Ama Ataol’a sorulmaz!

Ataol Behramoğlu yeni bir kitap yazdı, Tekin Yayınları’ndan yayımladı. “Ne Çok Hain” adlı kitabın içinde şiirler yer alıyor. Ama bir şiir kitabı değil, bir mücadele manifestosu işlevine sahip.

6 Ocak 2017 Cumartesi günü Kadıköy Belediyesi Caddebostan Kültür Merkezi’nde (CKM) “Ataol Etkinliği” vardı. Ortasında onun son kitabı yer alıyordu. CKM’nin büyük salonu tıka basa dolmuştu. İnsanlar merdiverlerde oturmaya razı olmuşlardı. Bunlardan biri de Kadıköy Belediye Başkanı Aykurt Nuhoğlu idi.

Saat gibi işleyen bir etkinliğin sunuculuğunu iki değerli sanatçı Meltem Cumbul ile Levent Üzümcü yapıyordu. Kitapta yer alan şiirlerden oluşan bir sunum hazırlamışlardı. Ataol’un “Kendime ve Herkese Sorular” adlı uzun şiirinden bölümler okuyarak susuyorlar, sonra Ataol’un şiirleriyle Türkiye’nin yüz akı sanatçıları sahneye geliyorlardı:

“Nefretin sevgiyle yarışında,
Nefretten yana değilsen eğer
Neresi olmalı bulunduğun yer?”


Genco Erkal, Rutkay Aziz, Orhan Aydın, Ebru Saçar ve Aykurt Nuhoğlu birer şiirle gelip salonun yüreğinden geçtiler. Haluk Çetin ile Tuna Kiremitçi, Ataol şiirlerinden besteledikleri şarkılarıyla karanlıktan aydınlığa doğru seslendiler. Sahneden hiç inmeyen genç piyanist Selçuk Korku, her arada bir bestesiyle ince dokunuşlar yaptı toplantıya.

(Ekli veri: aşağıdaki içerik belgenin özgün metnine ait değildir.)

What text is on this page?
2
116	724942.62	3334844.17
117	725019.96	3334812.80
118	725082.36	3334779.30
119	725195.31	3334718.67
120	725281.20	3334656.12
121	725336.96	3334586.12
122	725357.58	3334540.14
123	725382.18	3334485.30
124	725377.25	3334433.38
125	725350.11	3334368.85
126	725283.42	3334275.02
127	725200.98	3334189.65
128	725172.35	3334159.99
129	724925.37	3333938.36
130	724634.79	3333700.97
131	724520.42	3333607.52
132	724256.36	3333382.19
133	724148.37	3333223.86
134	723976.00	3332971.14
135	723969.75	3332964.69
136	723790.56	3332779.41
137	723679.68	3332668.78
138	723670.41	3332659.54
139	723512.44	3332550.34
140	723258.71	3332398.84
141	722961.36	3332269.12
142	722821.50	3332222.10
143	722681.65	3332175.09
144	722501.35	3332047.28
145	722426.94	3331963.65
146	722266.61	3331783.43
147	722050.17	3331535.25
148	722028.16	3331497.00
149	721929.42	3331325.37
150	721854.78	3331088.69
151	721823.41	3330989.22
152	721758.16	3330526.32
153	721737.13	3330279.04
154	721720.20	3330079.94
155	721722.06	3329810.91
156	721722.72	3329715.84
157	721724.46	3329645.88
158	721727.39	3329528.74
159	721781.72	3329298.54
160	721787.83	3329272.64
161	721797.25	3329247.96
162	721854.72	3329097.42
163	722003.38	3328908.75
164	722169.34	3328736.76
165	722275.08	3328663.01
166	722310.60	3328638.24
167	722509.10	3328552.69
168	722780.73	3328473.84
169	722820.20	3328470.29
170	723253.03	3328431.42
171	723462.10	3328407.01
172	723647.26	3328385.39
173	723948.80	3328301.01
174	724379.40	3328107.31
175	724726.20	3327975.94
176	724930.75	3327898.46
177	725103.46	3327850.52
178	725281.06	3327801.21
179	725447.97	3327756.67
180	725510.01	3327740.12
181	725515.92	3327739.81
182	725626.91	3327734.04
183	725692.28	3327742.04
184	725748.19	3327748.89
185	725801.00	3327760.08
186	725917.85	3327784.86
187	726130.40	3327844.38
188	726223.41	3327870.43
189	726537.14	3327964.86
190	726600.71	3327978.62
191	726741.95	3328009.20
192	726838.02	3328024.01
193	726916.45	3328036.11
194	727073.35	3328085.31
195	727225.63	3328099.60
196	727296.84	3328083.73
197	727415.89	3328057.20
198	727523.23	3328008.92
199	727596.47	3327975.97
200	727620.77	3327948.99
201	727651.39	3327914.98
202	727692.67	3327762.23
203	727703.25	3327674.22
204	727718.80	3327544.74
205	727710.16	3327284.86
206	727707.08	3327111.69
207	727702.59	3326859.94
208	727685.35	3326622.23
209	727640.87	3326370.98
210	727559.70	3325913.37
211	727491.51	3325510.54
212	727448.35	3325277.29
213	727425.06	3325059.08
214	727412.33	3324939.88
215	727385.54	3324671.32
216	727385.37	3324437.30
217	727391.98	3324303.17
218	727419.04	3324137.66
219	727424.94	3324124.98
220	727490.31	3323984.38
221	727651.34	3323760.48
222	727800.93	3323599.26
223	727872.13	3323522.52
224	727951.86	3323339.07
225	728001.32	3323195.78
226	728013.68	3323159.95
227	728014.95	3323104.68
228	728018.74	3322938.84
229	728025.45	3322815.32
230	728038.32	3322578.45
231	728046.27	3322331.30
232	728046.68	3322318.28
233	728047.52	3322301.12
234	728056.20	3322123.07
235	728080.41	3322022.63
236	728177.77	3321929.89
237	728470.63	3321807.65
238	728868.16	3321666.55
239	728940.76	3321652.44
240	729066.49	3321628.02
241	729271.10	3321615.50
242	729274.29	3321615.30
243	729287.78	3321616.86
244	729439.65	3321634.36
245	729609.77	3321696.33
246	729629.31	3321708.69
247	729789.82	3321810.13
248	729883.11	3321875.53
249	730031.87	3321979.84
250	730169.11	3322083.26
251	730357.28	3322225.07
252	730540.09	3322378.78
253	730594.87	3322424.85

Şiirlerin en dokunaklısı ise Gezi Direnişi ile ilgili olanıydı. Sadece dizelerin sihrinde değildi salonu ayağa kaldıran şey, okuyanların isimleriyle göklere uzandı. Gezi Direnişi sırasında katledilen Ali İsmail Korkmaz’ın annesi Emel Korkmaz ile Berkin Elvan’ın annesi Gülsüm Elvan birlikte çıktılar sahneye ve “Gezi Onurumuzdur” şiirini okudular:

“Gezi zalime, zulme karşı koyuşumuzdur
Gezi yurtseverliktir
Gezi gözü pekliktir
Gezi gençliğimizdir
Gezi birlikteliğimizdir
Gezi omuzdaşlıktır”


Hem alkışlandılar hem de ağlattılar, yaralı yürekleriyle dimdik yürüyen bu genç anneler…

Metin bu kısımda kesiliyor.